President Emmanuel Macron delivered the assurance to Italian Premier Giuseppe Conte, whose new governing new coalition has been demanding help on migrants from EU partners.

"I am convinced that we need an automatic European mechanism of taking in the migrants that would permit Malta and Italy (to know) that before they arrive, the migrants are taken on," Macron told reporters as he was flanked by Conte at the premier's office in Chigi Palace.

Italy's new and previous two governments contend rescue ships can facilitate human traffickers' smuggling of migrants aboard unseaworthy boats from their bases in Libya to European shores.

"It's essential for the EU to turn a page in the direction of a structural management and no longer an emergency management of the flows" of migrants, Conte said.

"I received the full openness of Macron for a European mechanism for disembarkation, on redistributing (migrants) and for an effective handling of repatriations" of those denied asylum, he added.

His efforts to secure more support from other EU leaders could go more smoothly now that virulently anti-migrant League party leader Matteo Salvini abandoned the premier's first coalition government.

Earlier this month, the left-leaning Democrats, who have pressed for a more open approach in managing migrant arrivals, replaced the League in Conte's two-week-old coalition government, whose senior partner is the populist 5-Star Movement.

France has pushed for the EU to show solidarity with Italy by adopting a system that determines what happens to migrants after sea rescues.

A meeting next week in Malta of the interior ministers for Italy, France and some other countries will test whether ringing appeals by political leaders can be turned into concrete policies for stable European cooperation on migration.

In ad hoc solutions to several standoffs over where rescued migrants would end up, a handful of EU member nations, including France and Germany, offered to take a share of those stranded on aid organization vessels that weren't allowed to disembark passengers in Italy.

French-Italian diplomatic relations sank to perhaps the lowest point since World War II earlier this year over a perceived affront to Macron's government.
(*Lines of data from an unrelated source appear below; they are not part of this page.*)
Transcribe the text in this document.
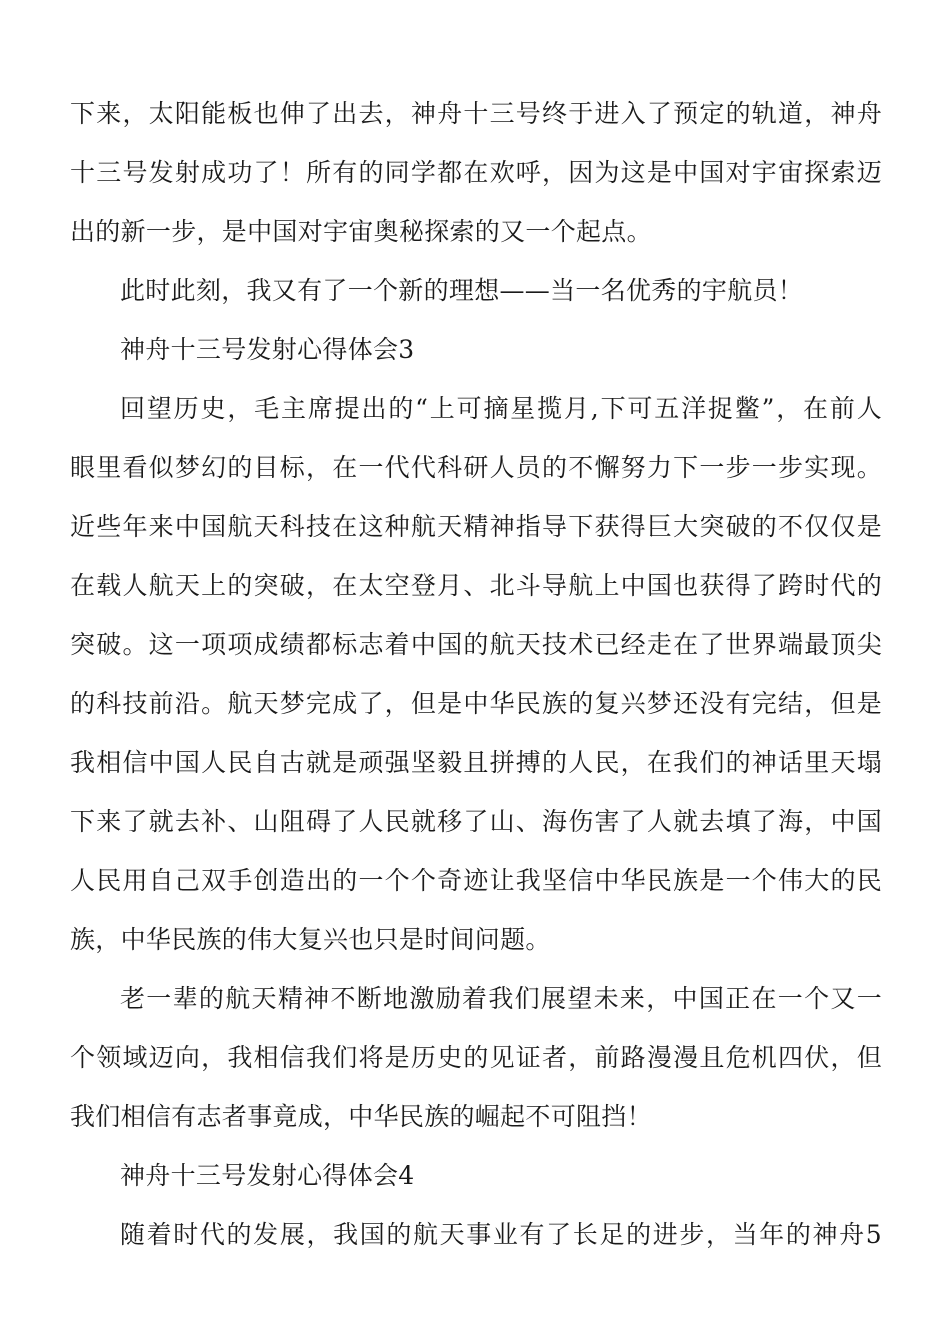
下来，太阳能板也伸了出去，神舟十三号终于进入了预定的轨道，神舟
十三号发射成功了！所有的同学都在欢呼，因为这是中国对宇宙探索迈
出的新一步，是中国对宇宙奥秘探索的又一个起点。
此时此刻，我又有了一个新的理想——当一名优秀的宇航员！
神舟十三号发射心得体会3
回望历史，毛主席提出的“上可摘星揽月,下可五洋捉鳖”，在前人
眼里看似梦幻的目标，在一代代科研人员的不懈努力下一步一步实现。
近些年来中国航天科技在这种航天精神指导下获得巨大突破的不仅仅是
在载人航天上的突破，在太空登月、北斗导航上中国也获得了跨时代的
突破。这一项项成绩都标志着中国的航天技术已经走在了世界端最顶尖
的科技前沿。航天梦完成了，但是中华民族的复兴梦还没有完结，但是
我相信中国人民自古就是顽强坚毅且拼搏的人民，在我们的神话里天塌
下来了就去补、山阻碍了人民就移了山、海伤害了人就去填了海，中国
人民用自己双手创造出的一个个奇迹让我坚信中华民族是一个伟大的民
族，中华民族的伟大复兴也只是时间问题。
老一辈的航天精神不断地激励着我们展望未来，中国正在一个又一
个领域迈向，我相信我们将是历史的见证者，前路漫漫且危机四伏，但
我们相信有志者事竟成，中华民族的崛起不可阻挡！
神舟十三号发射心得体会4
随着时代的发展，我国的航天事业有了长足的进步，当年的神舟5
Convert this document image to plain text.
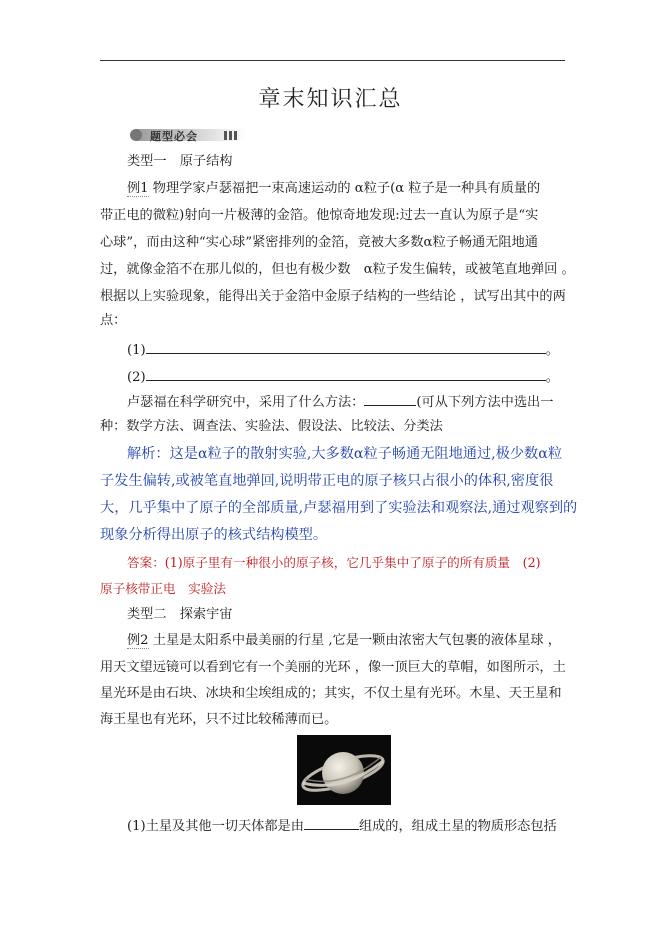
章末知识汇总
题型必会
类型一　原子结构
例1 物理学家卢瑟福把一束高速运动的 α粒子(α 粒子是一种具有质量的
带正电的微粒)射向一片极薄的金箔。他惊奇地发现:过去一直认为原子是“实
心球”，而由这种“实心球”紧密排列的金箔，竟被大多数α粒子畅通无阻地通
过，就像金箔不在那儿似的，但也有极少数　α粒子发生偏转，或被笔直地弹回 。
根据以上实验现象，能得出关于金箔中金原子结构的一些结论 ，试写出其中的两
点：
(1)	。
(2)	。
卢瑟福在科学研究中，采用了什么方法：	(可从下列方法中选出一
种：数学方法、调查法、实验法、假设法、比较法、分类法
解析：这是α粒子的散射实验,大多数α粒子畅通无阻地通过,极少数α粒
子发生偏转,或被笔直地弹回,说明带正电的原子核只占很小的体积,密度很
大，几乎集中了原子的全部质量,卢瑟福用到了实验法和观察法,通过观察到的
现象分析得出原子的核式结构模型。
答案：(1)原子里有一种很小的原子核，它几乎集中了原子的所有质量　(2)
原子核带正电　实验法
类型二　探索宇宙
例2 土星是太阳系中最美丽的行星 ,它是一颗由浓密大气包裹的液体星球 ，
用天文望远镜可以看到它有一个美丽的光环 ，像一顶巨大的草帽，如图所示，土
星光环是由石块、冰块和尘埃组成的；其实，不仅土星有光环。木星、天王星和
海王星也有光环，只不过比较稀薄而已。
(1)土星及其他一切天体都是由	组成的，组成土星的物质形态包括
The insult involved 5-Star Movement leader Luigi Di Maio meeting with French activists who were galvanizing the anti-government yellow vest demonstrations.

France temporarily recalled its ambassador from Rome to protest what it viewed as Italian meddling in French domestic politics.

"Sometimes we're not in agreement. It can happen that we fight and don't understand each other, but then we get back together always," Macron said.